= Tor Levin Hofgaard =

Tor Levin Hofgaard (born 26 March 1968). He is now the chief psychologist in the insurance company Euro Accident.

He was president of the Norwegian Psychological Association from 2007-2019. He has been vice-president of International Union of Psychological Science and an Executive Council member in the European Federation of Psychologists' Associations. In Norway he was chair of the board in Norwegian Council for Mental Health for 12 years, and a member of the board in Federation of Norwegian Professional Associations.

Norwegian psychological association

Hofgaard was elected president first time in 2007, and has since been re-elected three times.

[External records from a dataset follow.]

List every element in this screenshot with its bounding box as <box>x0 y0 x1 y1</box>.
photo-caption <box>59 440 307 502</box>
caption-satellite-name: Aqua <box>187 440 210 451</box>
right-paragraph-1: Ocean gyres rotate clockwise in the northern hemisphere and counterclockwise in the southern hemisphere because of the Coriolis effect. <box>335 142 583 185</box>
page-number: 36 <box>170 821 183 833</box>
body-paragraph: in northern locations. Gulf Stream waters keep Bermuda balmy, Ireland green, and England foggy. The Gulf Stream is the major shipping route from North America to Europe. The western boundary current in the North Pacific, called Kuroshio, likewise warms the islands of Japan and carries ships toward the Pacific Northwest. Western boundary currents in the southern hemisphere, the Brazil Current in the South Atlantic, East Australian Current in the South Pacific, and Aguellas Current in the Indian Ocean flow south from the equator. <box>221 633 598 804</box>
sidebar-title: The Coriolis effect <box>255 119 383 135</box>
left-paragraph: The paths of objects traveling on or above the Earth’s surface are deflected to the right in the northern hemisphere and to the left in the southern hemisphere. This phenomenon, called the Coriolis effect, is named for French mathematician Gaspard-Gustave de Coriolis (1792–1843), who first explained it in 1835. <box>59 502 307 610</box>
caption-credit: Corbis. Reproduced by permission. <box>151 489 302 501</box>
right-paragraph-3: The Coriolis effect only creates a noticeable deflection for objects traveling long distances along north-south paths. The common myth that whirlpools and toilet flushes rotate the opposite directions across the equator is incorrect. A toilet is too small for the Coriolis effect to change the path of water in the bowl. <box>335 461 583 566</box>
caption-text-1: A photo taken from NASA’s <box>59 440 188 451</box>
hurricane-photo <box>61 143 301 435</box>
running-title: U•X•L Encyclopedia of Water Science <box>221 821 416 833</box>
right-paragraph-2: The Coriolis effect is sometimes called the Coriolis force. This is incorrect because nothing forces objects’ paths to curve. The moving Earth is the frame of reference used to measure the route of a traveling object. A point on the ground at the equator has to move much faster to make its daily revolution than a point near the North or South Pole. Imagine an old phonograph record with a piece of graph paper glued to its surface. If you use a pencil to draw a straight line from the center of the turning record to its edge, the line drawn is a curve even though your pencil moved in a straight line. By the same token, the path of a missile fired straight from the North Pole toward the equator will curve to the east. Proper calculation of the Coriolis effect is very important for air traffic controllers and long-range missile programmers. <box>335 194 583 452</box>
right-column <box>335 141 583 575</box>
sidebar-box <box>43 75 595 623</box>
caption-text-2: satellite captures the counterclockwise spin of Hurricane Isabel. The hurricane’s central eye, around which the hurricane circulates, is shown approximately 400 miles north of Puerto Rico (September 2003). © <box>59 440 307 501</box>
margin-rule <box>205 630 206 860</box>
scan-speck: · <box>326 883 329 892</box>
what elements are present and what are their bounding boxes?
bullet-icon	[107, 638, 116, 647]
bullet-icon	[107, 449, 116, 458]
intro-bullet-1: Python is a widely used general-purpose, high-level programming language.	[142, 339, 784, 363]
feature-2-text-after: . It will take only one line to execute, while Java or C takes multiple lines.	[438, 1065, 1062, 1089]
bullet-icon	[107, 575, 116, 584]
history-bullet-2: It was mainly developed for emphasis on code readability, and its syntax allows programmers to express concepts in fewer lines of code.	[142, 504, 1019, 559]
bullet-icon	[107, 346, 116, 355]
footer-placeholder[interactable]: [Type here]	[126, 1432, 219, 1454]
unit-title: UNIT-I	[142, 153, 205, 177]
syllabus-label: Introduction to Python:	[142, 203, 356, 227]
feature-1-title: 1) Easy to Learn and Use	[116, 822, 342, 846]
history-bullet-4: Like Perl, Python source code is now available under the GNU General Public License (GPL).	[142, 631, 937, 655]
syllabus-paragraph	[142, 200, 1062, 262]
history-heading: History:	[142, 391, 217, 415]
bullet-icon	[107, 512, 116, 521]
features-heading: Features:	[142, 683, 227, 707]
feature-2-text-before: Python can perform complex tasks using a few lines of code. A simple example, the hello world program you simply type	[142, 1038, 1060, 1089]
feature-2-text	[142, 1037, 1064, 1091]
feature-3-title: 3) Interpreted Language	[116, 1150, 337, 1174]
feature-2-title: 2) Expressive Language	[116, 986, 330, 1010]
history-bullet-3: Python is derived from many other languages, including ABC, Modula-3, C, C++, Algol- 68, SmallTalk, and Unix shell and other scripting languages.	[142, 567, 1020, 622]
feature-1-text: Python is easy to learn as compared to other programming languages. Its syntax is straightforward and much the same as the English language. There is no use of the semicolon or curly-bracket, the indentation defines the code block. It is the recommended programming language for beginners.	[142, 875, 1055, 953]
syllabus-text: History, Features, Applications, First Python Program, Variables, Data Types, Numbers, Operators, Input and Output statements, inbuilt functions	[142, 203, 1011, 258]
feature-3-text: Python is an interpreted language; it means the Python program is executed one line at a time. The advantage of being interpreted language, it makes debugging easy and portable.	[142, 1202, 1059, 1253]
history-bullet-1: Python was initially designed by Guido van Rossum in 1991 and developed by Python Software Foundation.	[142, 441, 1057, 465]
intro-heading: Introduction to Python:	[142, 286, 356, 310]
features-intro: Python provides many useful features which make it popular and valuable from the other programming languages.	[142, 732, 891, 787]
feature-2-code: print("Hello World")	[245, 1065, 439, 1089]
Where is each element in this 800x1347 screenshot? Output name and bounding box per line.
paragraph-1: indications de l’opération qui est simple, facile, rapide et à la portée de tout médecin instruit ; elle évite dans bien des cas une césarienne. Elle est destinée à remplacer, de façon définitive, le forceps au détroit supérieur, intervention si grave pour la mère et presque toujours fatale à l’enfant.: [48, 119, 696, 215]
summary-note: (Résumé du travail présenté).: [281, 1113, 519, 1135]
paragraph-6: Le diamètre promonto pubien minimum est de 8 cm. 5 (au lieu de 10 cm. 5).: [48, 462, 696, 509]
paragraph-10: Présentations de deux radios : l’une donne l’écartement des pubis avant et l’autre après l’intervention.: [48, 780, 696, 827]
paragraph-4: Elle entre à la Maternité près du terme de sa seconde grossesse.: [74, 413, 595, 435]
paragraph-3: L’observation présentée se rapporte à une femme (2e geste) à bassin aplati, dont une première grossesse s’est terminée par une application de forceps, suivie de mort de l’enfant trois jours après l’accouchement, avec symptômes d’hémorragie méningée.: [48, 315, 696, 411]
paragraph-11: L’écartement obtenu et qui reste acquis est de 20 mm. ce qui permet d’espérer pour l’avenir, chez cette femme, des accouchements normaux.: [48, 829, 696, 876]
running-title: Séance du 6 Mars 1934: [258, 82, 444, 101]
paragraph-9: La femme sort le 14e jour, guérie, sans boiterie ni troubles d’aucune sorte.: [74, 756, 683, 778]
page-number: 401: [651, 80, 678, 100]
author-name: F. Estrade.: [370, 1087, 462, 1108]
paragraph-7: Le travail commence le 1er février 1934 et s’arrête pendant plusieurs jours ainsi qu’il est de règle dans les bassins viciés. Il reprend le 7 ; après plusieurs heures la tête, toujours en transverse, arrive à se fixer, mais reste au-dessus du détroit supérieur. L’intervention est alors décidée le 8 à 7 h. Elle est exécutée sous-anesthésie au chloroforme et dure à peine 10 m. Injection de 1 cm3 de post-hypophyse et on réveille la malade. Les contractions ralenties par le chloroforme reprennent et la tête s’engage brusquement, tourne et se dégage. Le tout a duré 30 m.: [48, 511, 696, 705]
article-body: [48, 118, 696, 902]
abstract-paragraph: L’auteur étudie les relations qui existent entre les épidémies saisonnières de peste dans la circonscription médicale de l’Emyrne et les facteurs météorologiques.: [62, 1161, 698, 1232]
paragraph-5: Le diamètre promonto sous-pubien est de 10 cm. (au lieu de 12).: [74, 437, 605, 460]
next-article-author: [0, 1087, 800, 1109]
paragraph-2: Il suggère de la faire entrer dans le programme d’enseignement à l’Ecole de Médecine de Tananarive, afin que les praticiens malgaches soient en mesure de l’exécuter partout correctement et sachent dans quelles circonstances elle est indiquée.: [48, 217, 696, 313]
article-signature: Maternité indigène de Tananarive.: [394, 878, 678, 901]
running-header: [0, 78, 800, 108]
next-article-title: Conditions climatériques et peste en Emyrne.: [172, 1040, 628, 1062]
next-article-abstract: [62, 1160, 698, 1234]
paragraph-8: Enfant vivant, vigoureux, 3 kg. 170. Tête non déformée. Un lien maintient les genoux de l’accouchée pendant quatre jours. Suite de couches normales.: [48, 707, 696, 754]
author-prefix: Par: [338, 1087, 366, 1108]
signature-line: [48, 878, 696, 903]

In his time as president he has made four main elements his priority:

- Psychology serving society
- Easy access to psychologists in primary care
- Openness and debate
- Professionalizaton of the associations work

International Union of Psychological Science

Hofgaard as elected as vice-president in 2012 for a period of four years. His focus in the union is on:

- capacity building
- policy
- strategy.

European Federation of Psychologists' Associations

Hofgaard was elected as Executive Council member in 2011 for a period of four years. He has special responsibility for the area of community psychology and prevention and intervention. His second term ended in 2019.

Norwegian Council for Mental Health

Hofgaard was elected chair of the board in 2011.

Federation of Norwegian Professional Associations

He was elected member of the board in 2010.

Clinical work

Hofgaard has been working especially with long term severe drug addiction and with early intervention for psychosis, as well as with acute ward patients and with patients in outpatient clinics. He has also had a private practice working especially with LGBT related subjects, including patients with HIV.

Hofgaard also has a university education in political science. Before starting his psychological degree he had an officer's education, and worked in the Royal Norwegian Navy.